Before the advent of endovascular treatment, surgical revasculization was the primary therapy.1,2) However, large clinical experiences with pediatric renovascular hypertension are uncommon. Thus, the appropriate surgical treatment in this population is ill defined. In terms of Japanese population, there have been few surgical case reports for pediatric renovascular hypertension.2) As surgical procedures for revasculization of pediatric renal arteries, direct anastomosis, bypass grafting to distal side of stenotic lesion with some grafts and arterioplasty with miscellaneous techniques were reported.1) However, technical challenges exist in reconstructing pediatric small vessels. Moreover, when some grafts are necessary for distal bypass, an optimal graft in children can be controversial. Artificial materials are difficult to use in children, because of the size mismatch and subsequent growth of native vessels. The use of autologous vein can be one of options. However, Stanley, et al. suggested the use of autogenous vein should be avoided because they experienced some cases of later aneurysmal deterioration of autogenous vein.1) There has been few manuscript regarding the long-term results of an anastomotic site. Stanley, et al. demonstrated that the number of patients in any category of specific operative intervention were too small to justify life-table outcome analysis.1) Kimura, et al. reported autologous aorto-renal bypass or direct reimplantation showed better renal artery patency and fewer chances for secondary nephrectomy than prosthetic aorto-renal bypass.2) Thus, optimal surgical procedure for pediatric renovascular hypertension can be controversial and should be individualized given the child’s specific renal arteries.

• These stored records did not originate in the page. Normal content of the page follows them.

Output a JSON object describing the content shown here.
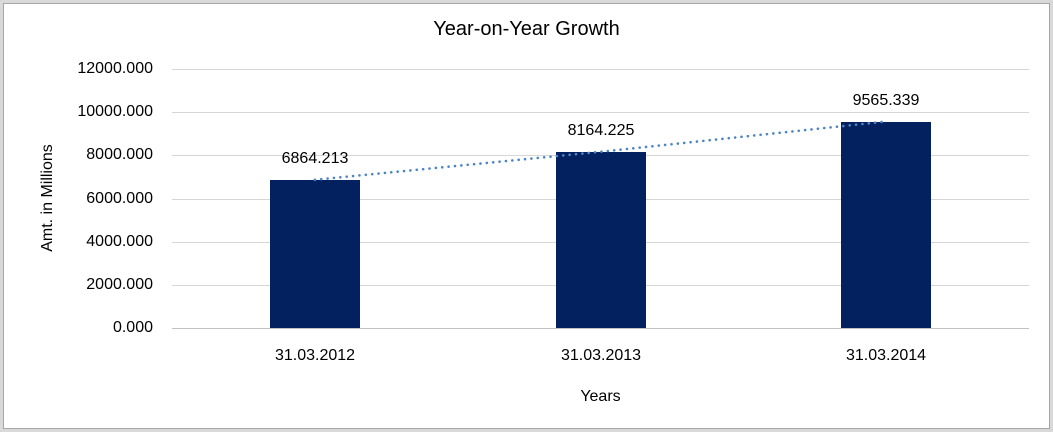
{
  "chart_data": {
    "type": "bar",
    "title": "Year-on-Year Growth",
    "xlabel": "Years",
    "ylabel": "Amt. in Millions",
    "categories": [
      "31.03.2012",
      "31.03.2013",
      "31.03.2014"
    ],
    "values": [
      6864.213,
      8164.225,
      9565.339
    ],
    "data_labels": [
      "6864.213",
      "8164.225",
      "9565.339"
    ],
    "y_ticks": [
      "12000.000",
      "10000.000",
      "8000.000",
      "6000.000",
      "4000.000",
      "2000.000",
      "0.000"
    ],
    "ylim": [
      0,
      12000
    ],
    "y_step": 2000,
    "grid": true,
    "legend_position": "none",
    "trendline": {
      "style": "dotted",
      "color": "#4d85c4"
    },
    "colors": {
      "bar": "#03215f",
      "gridline": "#d6d6d6",
      "axis_line": "#c2c2c2",
      "text": "#000000"
    }
  }
}
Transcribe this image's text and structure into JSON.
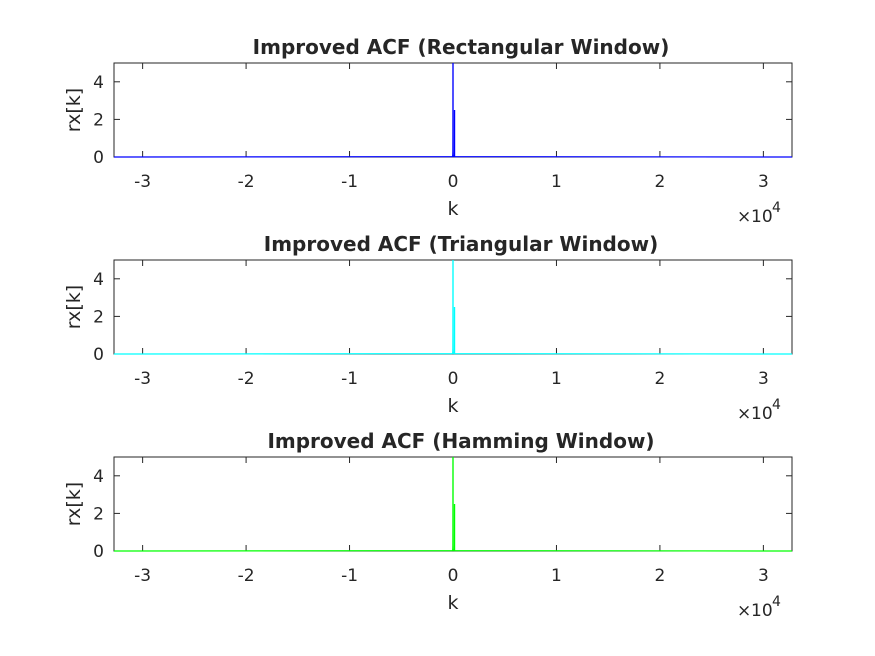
{
  "figure": {
    "background": "#ffffff"
  },
  "chart_data": [
    {
      "type": "line",
      "title": "Improved ACF (Rectangular Window)",
      "xlabel": "k",
      "ylabel": "rx[k]",
      "x_multiplier": "10",
      "x_multiplier_exp": "4",
      "xlim": [
        -32767,
        32767
      ],
      "ylim": [
        0,
        5
      ],
      "xticks": [
        -30000,
        -20000,
        -10000,
        0,
        10000,
        20000,
        30000
      ],
      "xtick_labels": [
        "-3",
        "-2",
        "-1",
        "0",
        "1",
        "2",
        "3"
      ],
      "yticks": [
        0,
        2,
        4
      ],
      "ytick_labels": [
        "0",
        "2",
        "4"
      ],
      "color": "#0000ff",
      "series": [
        {
          "x": [
            -32767,
            -60,
            -20,
            -8,
            -3,
            -1,
            0,
            1,
            3,
            8,
            20,
            60,
            32767
          ],
          "y": [
            0,
            0.02,
            0.08,
            0.3,
            1.2,
            2.5,
            5.0,
            2.5,
            1.2,
            0.3,
            0.08,
            0.02,
            0
          ]
        }
      ],
      "grid": false
    },
    {
      "type": "line",
      "title": "Improved ACF (Triangular Window)",
      "xlabel": "k",
      "ylabel": "rx[k]",
      "x_multiplier": "10",
      "x_multiplier_exp": "4",
      "xlim": [
        -32767,
        32767
      ],
      "ylim": [
        0,
        5
      ],
      "xticks": [
        -30000,
        -20000,
        -10000,
        0,
        10000,
        20000,
        30000
      ],
      "xtick_labels": [
        "-3",
        "-2",
        "-1",
        "0",
        "1",
        "2",
        "3"
      ],
      "yticks": [
        0,
        2,
        4
      ],
      "ytick_labels": [
        "0",
        "2",
        "4"
      ],
      "color": "#00ffff",
      "series": [
        {
          "x": [
            -32767,
            -60,
            -20,
            -8,
            -3,
            -1,
            0,
            1,
            3,
            8,
            20,
            60,
            32767
          ],
          "y": [
            0,
            0.02,
            0.08,
            0.3,
            1.2,
            2.5,
            5.0,
            2.5,
            1.2,
            0.3,
            0.08,
            0.02,
            0
          ]
        }
      ],
      "grid": false
    },
    {
      "type": "line",
      "title": "Improved ACF (Hamming Window)",
      "xlabel": "k",
      "ylabel": "rx[k]",
      "x_multiplier": "10",
      "x_multiplier_exp": "4",
      "xlim": [
        -32767,
        32767
      ],
      "ylim": [
        0,
        5
      ],
      "xticks": [
        -30000,
        -20000,
        -10000,
        0,
        10000,
        20000,
        30000
      ],
      "xtick_labels": [
        "-3",
        "-2",
        "-1",
        "0",
        "1",
        "2",
        "3"
      ],
      "yticks": [
        0,
        2,
        4
      ],
      "ytick_labels": [
        "0",
        "2",
        "4"
      ],
      "color": "#00ff00",
      "series": [
        {
          "x": [
            -32767,
            -60,
            -20,
            -8,
            -3,
            -1,
            0,
            1,
            3,
            8,
            20,
            60,
            32767
          ],
          "y": [
            0,
            0.02,
            0.08,
            0.3,
            1.2,
            2.5,
            5.0,
            2.5,
            1.2,
            0.3,
            0.08,
            0.02,
            0
          ]
        }
      ],
      "grid": false
    }
  ]
}
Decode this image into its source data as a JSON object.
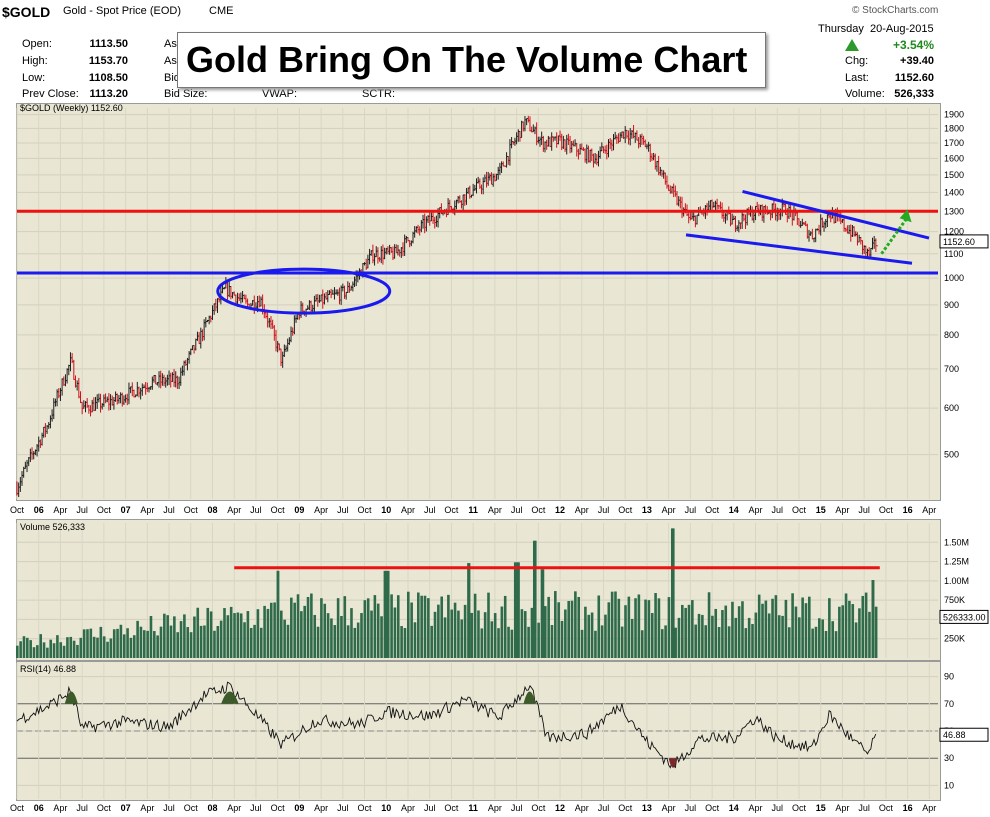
{
  "header": {
    "symbol": "$GOLD",
    "name": "Gold - Spot Price (EOD)",
    "exchange": "CME",
    "copyright": "© StockCharts.com",
    "day": "Thursday",
    "date": "20-Aug-2015",
    "pct_change": "+3.54%",
    "open_label": "Open:",
    "open": "1113.50",
    "high_label": "High:",
    "high": "1153.70",
    "low_label": "Low:",
    "low": "1108.50",
    "prev_label": "Prev Close:",
    "prev": "1113.20",
    "ask_label": "As",
    "bid_label": "Bid",
    "bidsize_label": "Bid Size:",
    "vwap_label": "VWAP:",
    "sctr_label": "SCTR:",
    "chg_label": "Chg:",
    "chg": "+39.40",
    "last_label": "Last:",
    "last": "1152.60",
    "volume_label": "Volume:",
    "volume": "526,333"
  },
  "banner_title": "Gold Bring On The Volume Chart",
  "colors": {
    "panel_bg": "#e9e7d4",
    "up_bar": "#1e1e1e",
    "down_bar": "#d0101a",
    "volume_bar": "#2f6b4a",
    "support_line": "#1a1aee",
    "resistance_line": "#ee1111",
    "arrow": "#22aa22",
    "rsi_fill": "#3d5a2a"
  },
  "chart_data": [
    {
      "type": "candlestick",
      "title": "$GOLD (Weekly) 1152.60",
      "scale": "log",
      "ylim": [
        420,
        1950
      ],
      "y_ticks": [
        500,
        600,
        700,
        800,
        900,
        1000,
        1100,
        1200,
        1300,
        1400,
        1500,
        1600,
        1700,
        1800,
        1900
      ],
      "last_value": "1152.60",
      "x_ticks": [
        "Oct",
        "06",
        "Apr",
        "Jul",
        "Oct",
        "07",
        "Apr",
        "Jul",
        "Oct",
        "08",
        "Apr",
        "Jul",
        "Oct",
        "09",
        "Apr",
        "Jul",
        "Oct",
        "10",
        "Apr",
        "Jul",
        "Oct",
        "11",
        "Apr",
        "Jul",
        "Oct",
        "12",
        "Apr",
        "Jul",
        "Oct",
        "13",
        "Apr",
        "Jul",
        "Oct",
        "14",
        "Apr",
        "Jul",
        "Oct",
        "15",
        "Apr",
        "Jul",
        "Oct",
        "16",
        "Apr"
      ],
      "price_path": [
        {
          "x": 2005.75,
          "y": 440
        },
        {
          "x": 2006.1,
          "y": 560
        },
        {
          "x": 2006.37,
          "y": 720
        },
        {
          "x": 2006.5,
          "y": 600
        },
        {
          "x": 2006.9,
          "y": 620
        },
        {
          "x": 2007.3,
          "y": 665
        },
        {
          "x": 2007.6,
          "y": 670
        },
        {
          "x": 2007.85,
          "y": 790
        },
        {
          "x": 2008.15,
          "y": 960
        },
        {
          "x": 2008.4,
          "y": 900
        },
        {
          "x": 2008.55,
          "y": 920
        },
        {
          "x": 2008.8,
          "y": 720
        },
        {
          "x": 2009.0,
          "y": 880
        },
        {
          "x": 2009.3,
          "y": 920
        },
        {
          "x": 2009.55,
          "y": 950
        },
        {
          "x": 2009.85,
          "y": 1100
        },
        {
          "x": 2010.1,
          "y": 1100
        },
        {
          "x": 2010.45,
          "y": 1240
        },
        {
          "x": 2010.9,
          "y": 1380
        },
        {
          "x": 2011.3,
          "y": 1510
        },
        {
          "x": 2011.6,
          "y": 1850
        },
        {
          "x": 2011.8,
          "y": 1700
        },
        {
          "x": 2012.0,
          "y": 1710
        },
        {
          "x": 2012.4,
          "y": 1600
        },
        {
          "x": 2012.75,
          "y": 1780
        },
        {
          "x": 2013.0,
          "y": 1680
        },
        {
          "x": 2013.25,
          "y": 1420
        },
        {
          "x": 2013.5,
          "y": 1250
        },
        {
          "x": 2013.75,
          "y": 1330
        },
        {
          "x": 2014.0,
          "y": 1240
        },
        {
          "x": 2014.25,
          "y": 1300
        },
        {
          "x": 2014.6,
          "y": 1310
        },
        {
          "x": 2014.9,
          "y": 1180
        },
        {
          "x": 2015.1,
          "y": 1290
        },
        {
          "x": 2015.4,
          "y": 1180
        },
        {
          "x": 2015.55,
          "y": 1090
        },
        {
          "x": 2015.64,
          "y": 1150
        }
      ],
      "lines": [
        {
          "name": "resistance",
          "y": 1300
        },
        {
          "name": "support",
          "y": 1020
        }
      ]
    },
    {
      "type": "bar",
      "title": "Volume 526,333",
      "y_ticks": [
        "250K",
        "500K",
        "750K",
        "1.00M",
        "1.25M",
        "1.50M"
      ],
      "ylim": [
        0,
        1750000
      ],
      "last_value": "526333.00",
      "avg_level": 1170000,
      "spikes": [
        {
          "x": 2008.75,
          "v": 1130000
        },
        {
          "x": 2010.0,
          "v": 1130000
        },
        {
          "x": 2010.95,
          "v": 1230000
        },
        {
          "x": 2011.5,
          "v": 1240000
        },
        {
          "x": 2011.7,
          "v": 1520000
        },
        {
          "x": 2011.8,
          "v": 1150000
        },
        {
          "x": 2013.3,
          "v": 1680000
        },
        {
          "x": 2015.6,
          "v": 1010000
        }
      ]
    },
    {
      "type": "line",
      "title": "RSI(14) 46.88",
      "ylim": [
        0,
        100
      ],
      "y_ticks": [
        10,
        30,
        50,
        70,
        90
      ],
      "bands": [
        30,
        70
      ],
      "last_value": "46.88",
      "rsi_path": [
        {
          "x": 2005.75,
          "y": 58
        },
        {
          "x": 2006.1,
          "y": 68
        },
        {
          "x": 2006.37,
          "y": 79
        },
        {
          "x": 2006.5,
          "y": 52
        },
        {
          "x": 2007.0,
          "y": 57
        },
        {
          "x": 2007.5,
          "y": 53
        },
        {
          "x": 2007.9,
          "y": 76
        },
        {
          "x": 2008.2,
          "y": 83
        },
        {
          "x": 2008.5,
          "y": 62
        },
        {
          "x": 2008.8,
          "y": 40
        },
        {
          "x": 2009.2,
          "y": 58
        },
        {
          "x": 2009.7,
          "y": 55
        },
        {
          "x": 2010.0,
          "y": 64
        },
        {
          "x": 2010.5,
          "y": 61
        },
        {
          "x": 2010.9,
          "y": 73
        },
        {
          "x": 2011.3,
          "y": 60
        },
        {
          "x": 2011.65,
          "y": 84
        },
        {
          "x": 2011.85,
          "y": 45
        },
        {
          "x": 2012.3,
          "y": 48
        },
        {
          "x": 2012.7,
          "y": 69
        },
        {
          "x": 2013.0,
          "y": 42
        },
        {
          "x": 2013.3,
          "y": 24
        },
        {
          "x": 2013.6,
          "y": 44
        },
        {
          "x": 2014.0,
          "y": 45
        },
        {
          "x": 2014.25,
          "y": 60
        },
        {
          "x": 2014.5,
          "y": 44
        },
        {
          "x": 2014.9,
          "y": 37
        },
        {
          "x": 2015.1,
          "y": 62
        },
        {
          "x": 2015.4,
          "y": 41
        },
        {
          "x": 2015.55,
          "y": 33
        },
        {
          "x": 2015.64,
          "y": 47
        }
      ]
    }
  ]
}
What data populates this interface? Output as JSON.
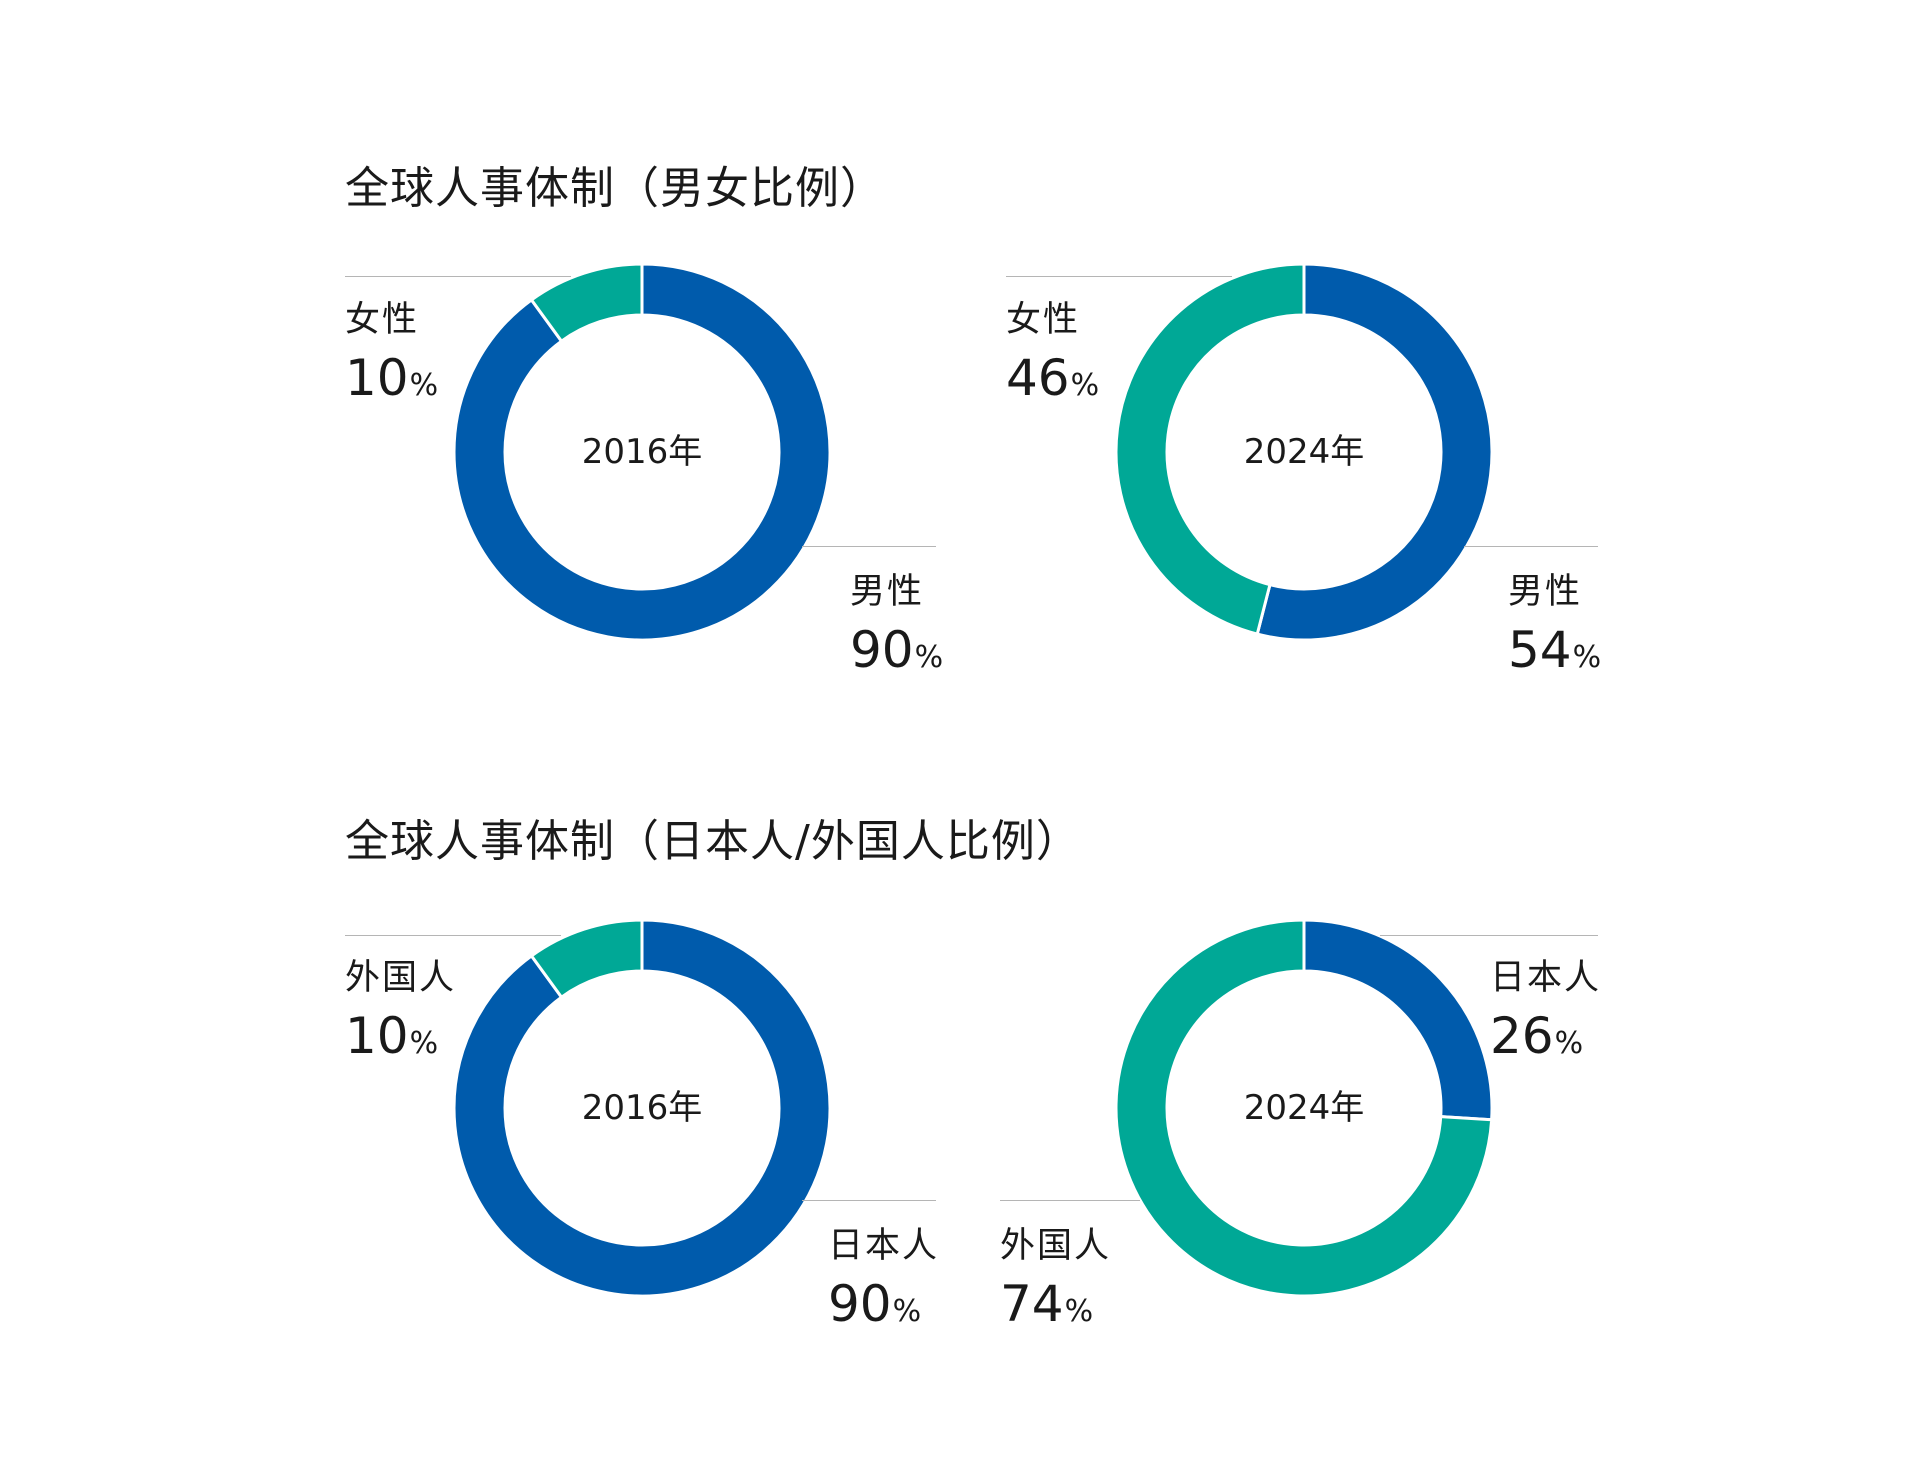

In this report, the stenotic lesion was revealed at the origin of renal arteries. Because the long-term durability of endovascular treatment is unknown and exclusion of stenotic lesion followed by direct anastomosis of renal arteries to abdominal aorta was expected to achieve, we chose surgical revasculization. We managed to resect the stenotic lesion of renal arteries and directly anastomose them to the abdominal aorta. The postoperative course was excellent. We did not find any impairment of renal function. The right kidney had shown severe atrophy before the operation and right renal artery was hard to detect during the operation. The ischemia time of the right kidney was unknown because we could not detect the right renal artery. Considering the excellent improvement of blood pressure control and no impairment of renal function, we think the right kidney had lost any function before the operation and it did not have any effect on the patient’s blood pressure and renal function. We have followed the patient after about 1 year after the operation. The patient has been asymptomatic and blood pressure is well controlled with oral antihypertensive medications. Pathological study showed an intimal type of fibromuscular dysplasia, which was the most common type of surgically treated pediatric renovascular hypertension.1)
Conclusion
We experienced a successful case of surgical revasculization for pediatric renovascular occlusive disease. When adequate direct anastomis is expected to achieve, surgical revasculization can provide an excellent as well as a radical treatment in this population.
Disclosure Statement
The authors have no conflicts of interest to disclose.